4. Leaders seemed to put concern over potential litigation over people’s safety. The report says, “it is striking that many reform efforts were met with resistance, typically due to concerns over incurring legal liability.
Let me say this here. I was raised a Southern Baptist. I went to church three times a week in Paris, Texas. The First Baptist Church. Sometimes, I went even more. It was just the way it was back then.
Was it for my faith or social life that I went to church so often? Not sure. There wasn’t a lot to do in Paris, Texas, in the 1970’s.
Like so many, I left the church. Left religion. I learned I can practice my faith quite well on my own.
Did this report surprise me? Yes. Of course, you know that bad things happen. I’m not naive. What surprises me is that how many people in leadership roles in the Southern Baptist Convention knew and did nothing about it. That’s the worst part of all.
Now what? What does the SBC do with this report? Members are shaken. Upset. Ready for change.
The Southern Baptist Convention is set to meet for its annual meeting in the coming weeks. Whatever had been on the agenda, you can be certain this report will take priority.
Recommendations from the report include providing support for survivors of abuse and a survivor compensation fund.
Whatever the Southern Baptist Convention decides to do next, here’s the one big thing… it cannot be ignored.
2 thoughts on “Stunning and sad.”
Sickens me.
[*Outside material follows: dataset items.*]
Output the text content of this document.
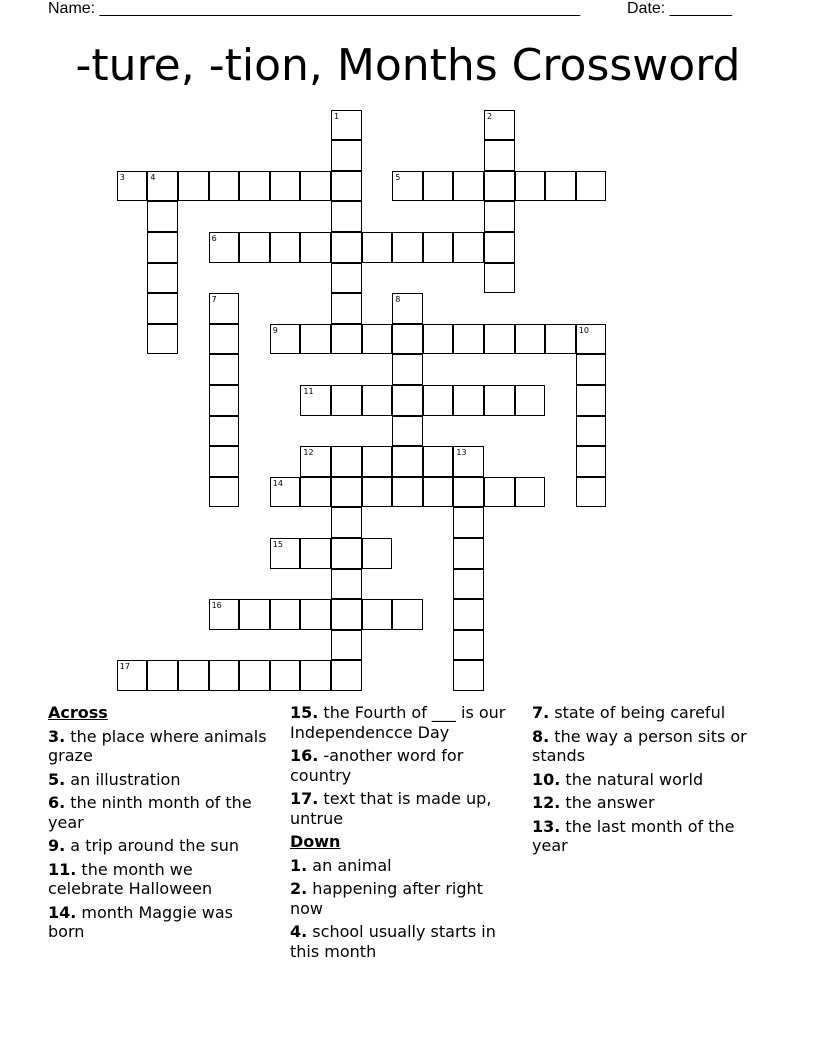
Name: ______________________________________________________	Date: _______
-ture, -tion, Months Crossword
1	2
3	4	5
6
7	8
9	10
11
12	13
14
15
16
17
Across
3. the place where animals graze
5. an illustration
6. the ninth month of the year
9. a trip around the sun
11. the month we celebrate Halloween
14. month Maggie was born
15. the Fourth of ___ is our Independencce Day
16. -another word for country
17. text that is made up, untrue
Down
1. an animal
2. happening after right now
4. school usually starts in this month
7. state of being careful
8. the way a person sits or stands
10. the natural world
12. the answer
13. the last month of the year
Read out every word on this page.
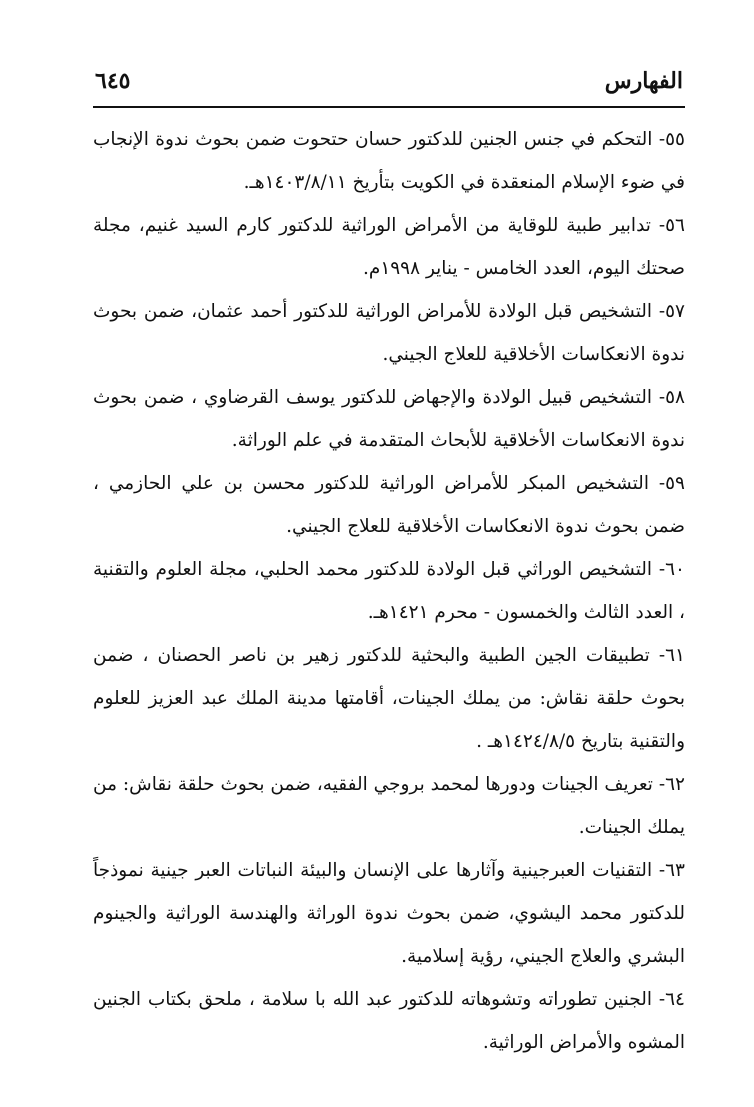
الفهارس
٦٤٥
٥٥- التحكم في جنس الجنين للدكتور حسان حتحوت ضمن بحوث ندوة الإنجاب في ضوء الإسلام المنعقدة في الكويت بتأريخ ١٤٠٣/٨/١١هـ.
٥٦- تدابير طبية للوقاية من الأمراض الوراثية للدكتور كارم السيد غنيم، مجلة صحتك اليوم، العدد الخامس - يناير ١٩٩٨م.
٥٧- التشخيص قبل الولادة للأمراض الوراثية للدكتور أحمد عثمان، ضمن بحوث ندوة الانعكاسات الأخلاقية للعلاج الجيني.
٥٨- التشخيص قبيل الولادة والإجهاض للدكتور يوسف القرضاوي ، ضمن بحوث ندوة الانعكاسات الأخلاقية للأبحاث المتقدمة في علم الوراثة.
٥٩- التشخيص المبكر للأمراض الوراثية للدكتور محسن بن علي الحازمي ، ضمن بحوث ندوة الانعكاسات الأخلاقية للعلاج الجيني.
٦٠- التشخيص الوراثي قبل الولادة للدكتور محمد الحلبي، مجلة العلوم والتقنية ، العدد الثالث والخمسون - محرم ١٤٢١هـ.
٦١- تطبيقات الجين الطبية والبحثية للدكتور زهير بن ناصر الحصنان ، ضمن بحوث حلقة نقاش: من يملك الجينات، أقامتها مدينة الملك عبد العزيز للعلوم والتقنية بتاريخ ١٤٢٤/٨/٥هـ .
٦٢- تعريف الجينات ودورها لمحمد بروجي الفقيه، ضمن بحوث حلقة نقاش: من يملك الجينات.
٦٣- التقنيات العبرجينية وآثارها على الإنسان والبيئة النباتات العبر جينية نموذجاً للدكتور محمد اليشوي، ضمن بحوث ندوة الوراثة والهندسة الوراثية والجينوم البشري والعلاج الجيني، رؤية إسلامية.
٦٤- الجنين تطوراته وتشوهاته للدكتور عبد الله با سلامة ، ملحق بكتاب الجنين المشوه والأمراض الوراثية.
I will not turn away from them, just open my eyes and mind that abuse of all types happen in every place. People, unfortunately, use some of the wonderful groups to worm their way in with abuse in their sick minds. WATCH FOR SIGNS!!!
No it cannnot be ignored. I have worked at a SBC Church for over 10 years now. I have worked with pastors that would not put themselves in a position to be accused of anything/ And I’ve worked with pastors that didn’t have a problem with being accused. I am not in a position to verify either one. I cannot verify that either was a problem. I do know it is a problem. Sorry to say the majority of the time it is “male” problem rather than a female problem. I wish I could say it would go away with prayer, but I’m not neived enought to sign off on that. Prayer is the answer!